The Queen of All Proverbs

by BILL WADDELL

"... perhaps the queen of all proverbs.  The road to hell is paved with good intentions." So said Richard Chenevix Trench long ago, and he may well have been talking about Starbucks and their lean deployment.  For that matter, he may well have been talking about the vast majority of companies that pursue lean.

Most of the time when I link to an article I don't really expect anyone to read it.  I just put the link there to prove I'm not making this stuff up.  This time is different, however.  I really hope you read the whole article on the lean foibles at the coffee company.

"The company has deployed a "lean team" to study every move its baristas make in order to shave seconds off each order." I'm sure Starbucks had good intentions when they decides to send lean teams into the coffee joints to shape things up; and I'm sure the lean 'experts' who trained and led the teams had every intention of using lean thinking and lean techniques to make things better for everyone.  They all missed the point, though, and now they are grappling with a false and wholly unnecessary apparent conflict between cost and quality.

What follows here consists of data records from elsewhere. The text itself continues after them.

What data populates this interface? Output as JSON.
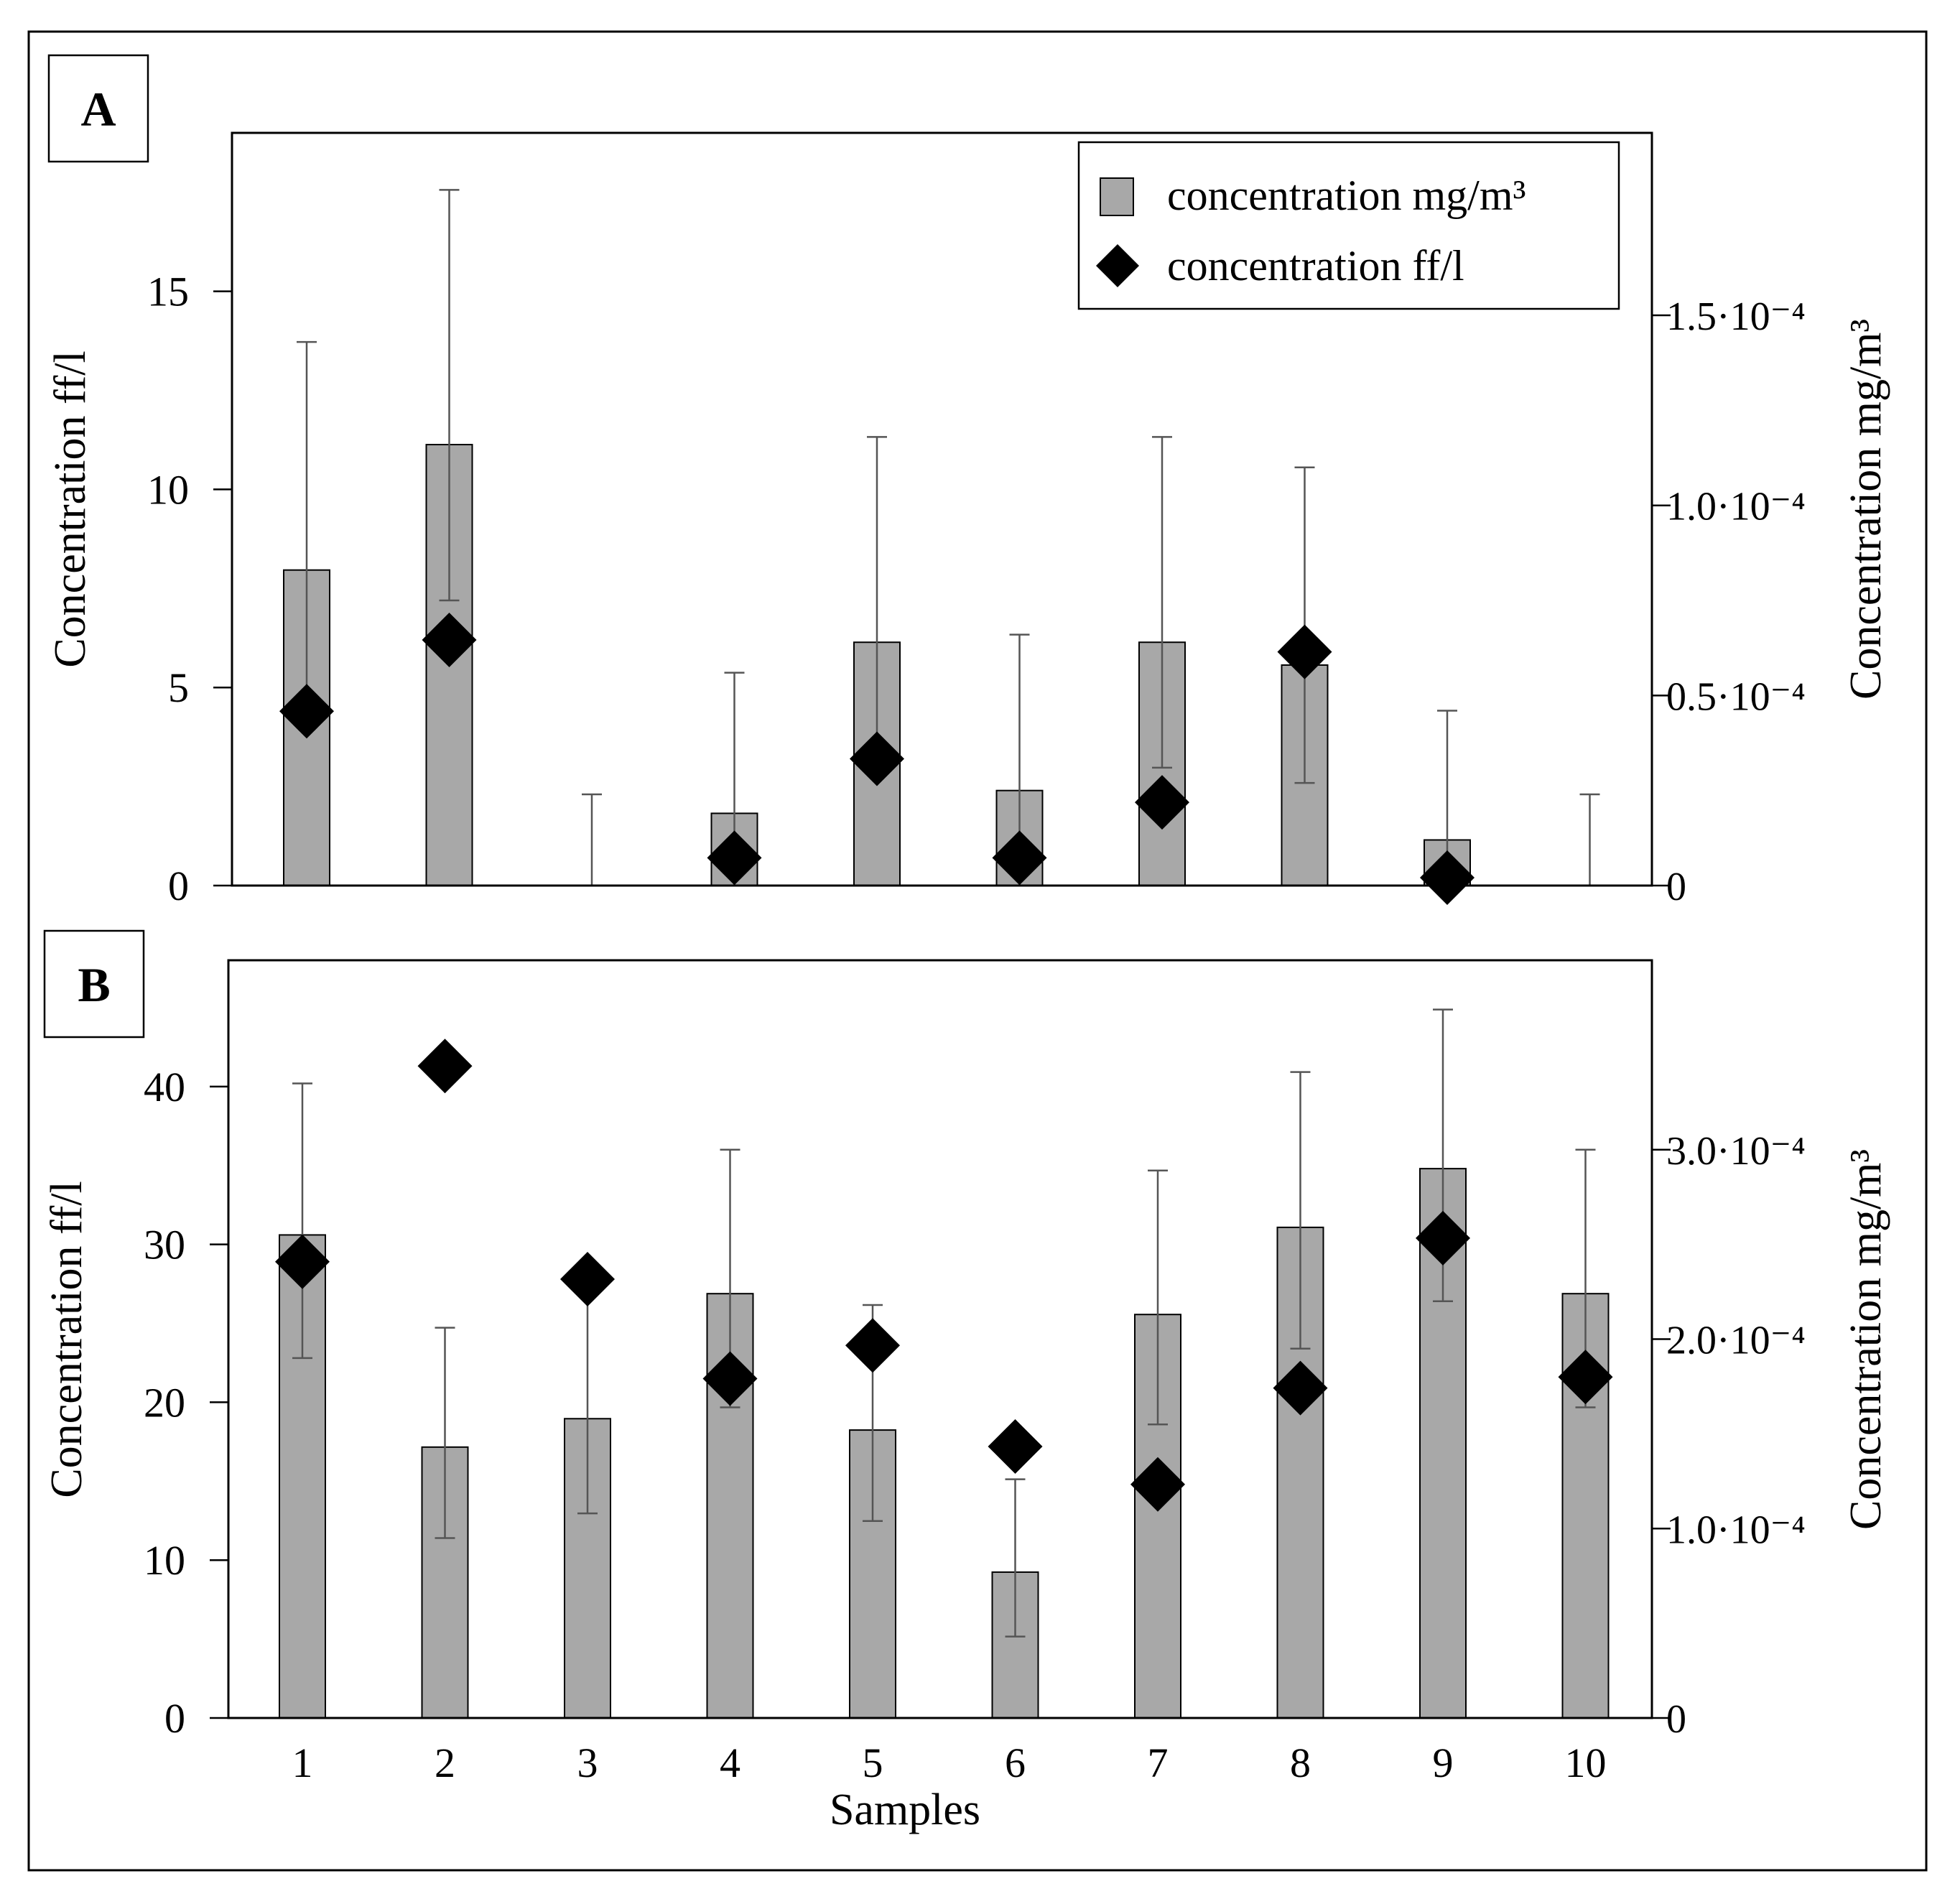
{
  "chart_data": [
    {
      "panel_label": "A",
      "type": "bar",
      "categories": [
        "1",
        "2",
        "3",
        "4",
        "5",
        "6",
        "7",
        "8",
        "9",
        "10"
      ],
      "y_left": {
        "label": "Concentration ff/l",
        "ylim": [
          0,
          19
        ],
        "ticks": [
          0,
          5,
          10,
          15
        ],
        "tick_labels": [
          "0",
          "5",
          "10",
          "15"
        ]
      },
      "y_right": {
        "label": "Concentration mg/m³",
        "ylim": [
          0,
          0.000198
        ],
        "ticks": [
          0,
          5e-05,
          0.0001,
          0.00015
        ],
        "tick_labels": [
          "0",
          "0.5·10⁻⁴",
          "1.0·10⁻⁴",
          "1.5·10⁻⁴"
        ]
      },
      "grid": false,
      "legend": {
        "position": "top-right",
        "entries": [
          "concentration mg/m³",
          "concentration ff/l"
        ]
      },
      "series": [
        {
          "name": "concentration mg/m³",
          "axis": "right",
          "mark": "bar",
          "color": "#a8a8a8",
          "values": [
            8.3e-05,
            0.000116,
            0,
            1.9e-05,
            6.4e-05,
            2.5e-05,
            6.4e-05,
            5.8e-05,
            1.2e-05,
            0
          ],
          "error_lower": [
            5e-05,
            7.5e-05,
            0,
            0,
            3.5e-05,
            0,
            3.1e-05,
            2.7e-05,
            0,
            0
          ],
          "error_upper": [
            0.000143,
            0.000183,
            2.4e-05,
            5.6e-05,
            0.000118,
            6.6e-05,
            0.000118,
            0.00011,
            4.6e-05,
            2.4e-05
          ]
        },
        {
          "name": "concentration ff/l",
          "axis": "left",
          "mark": "diamond",
          "color": "#000000",
          "values": [
            4.4,
            6.2,
            null,
            0.7,
            3.2,
            0.7,
            2.1,
            5.9,
            0.2,
            null
          ]
        }
      ]
    },
    {
      "panel_label": "B",
      "type": "bar",
      "categories": [
        "1",
        "2",
        "3",
        "4",
        "5",
        "6",
        "7",
        "8",
        "9",
        "10"
      ],
      "xlabel": "Samples",
      "y_left": {
        "label": "Concentration ff/l",
        "ylim": [
          0,
          48
        ],
        "ticks": [
          0,
          10,
          20,
          30,
          40
        ],
        "tick_labels": [
          "0",
          "10",
          "20",
          "30",
          "40"
        ]
      },
      "y_right": {
        "label": "Concentration mg/m³",
        "ylim": [
          0,
          0.0004
        ],
        "ticks": [
          0,
          0.0001,
          0.0002,
          0.0003
        ],
        "tick_labels": [
          "0",
          "1.0·10⁻⁴",
          "2.0·10⁻⁴",
          "3.0·10⁻⁴"
        ]
      },
      "grid": false,
      "series": [
        {
          "name": "concentration mg/m³",
          "axis": "right",
          "mark": "bar",
          "color": "#a8a8a8",
          "values": [
            0.000255,
            0.000143,
            0.000158,
            0.000224,
            0.000152,
            7.7e-05,
            0.000213,
            0.000259,
            0.00029,
            0.000224
          ],
          "error_lower": [
            0.00019,
            9.5e-05,
            0.000108,
            0.000164,
            0.000104,
            4.3e-05,
            0.000155,
            0.000195,
            0.00022,
            0.000164
          ],
          "error_upper": [
            0.000335,
            0.000206,
            0.000224,
            0.0003,
            0.000218,
            0.000126,
            0.000289,
            0.000341,
            0.000374,
            0.0003
          ]
        },
        {
          "name": "concentration ff/l",
          "axis": "left",
          "mark": "diamond",
          "color": "#000000",
          "values": [
            28.9,
            41.3,
            27.8,
            21.5,
            23.6,
            17.2,
            14.8,
            20.9,
            30.4,
            21.6
          ]
        }
      ]
    }
  ]
}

Lean tools such as 5S and standardized work - the two lean things Starbucks seemed to have cherry-picked to built their lean deployment around - were designed to compress the cycle time of the process, and thereby drive out unnecessary waste and cost.  The value stream map of the process to improve does not follow the customer - it should follow the product - the coffee beans and the milk, in their case.  Customer experience mapping is an entirely different deal.

It doesn't look as though they even followed the customer, however.  Rather, they jumped right into the direct labor element - the 30-60 seconds of the process where some guy actually makes a cuppa joe for someone.  Then they used a couple of lean tools that are really not the exclusive purview of lean at all.

Lean manufacturing and good old fashioned industrial engineering are hardly mutually exclusive.  Moving the bins of coffee beans from below the counter to a more convenient place may well be something someone does in the course of a 5S effort and creating standard work.  It is also something a classical industrial engineer with a stopwatch would have done in 1953.  It is a lot like sweeping the floor as part of a 5S effort.  Just because you use a broom in the course of the 5S, don't make the mistake of thinking Toyota and Shigeo Shingo invented brooms.

Lean IE Overlap

The tried and true IE techniques that trace back to old FW Taylor and the systematic abuse of people were created and perfected to support the old business model centering around direct labor optimization.

Lean techniques were developed and are still being perfected in support of the Lean Business Model centering on flow.  The woods are full of 'experts' who don't really understand the difference, and they are full of business leaders who either don't understand the difference either, or who refuse to let go of their old labor cost centered understanding of business economics.  Those folks pursue lean in that gray overlap area in the diagram above.  It enables them to look lean and talk lean without really letting go of the old manufacturing paradigms.

What Starbucks did was hardly lean at all.  It was just focusing on the small part of lean that fits with old school thinking.  Starbucks is making more money not because of this misapplication of lean, but because it reduces its fixed capacity (number of stores), rolled out new products and provided a better value for its customers with the additional perks in the loyalty card program.  Their lean effort didn't help them at all.  It only created the cost versus quality dilemna described in the article.

So what should they do now?  Truly understanding and pursuing the Lean Business Model is the best thing they can do in the long term.  In the short term my advice is to get rid of the 'lean teams' and buy everyone a copy of The Goal.  They are not in a lean situation at all - they are just an old time business model with a constraint problem.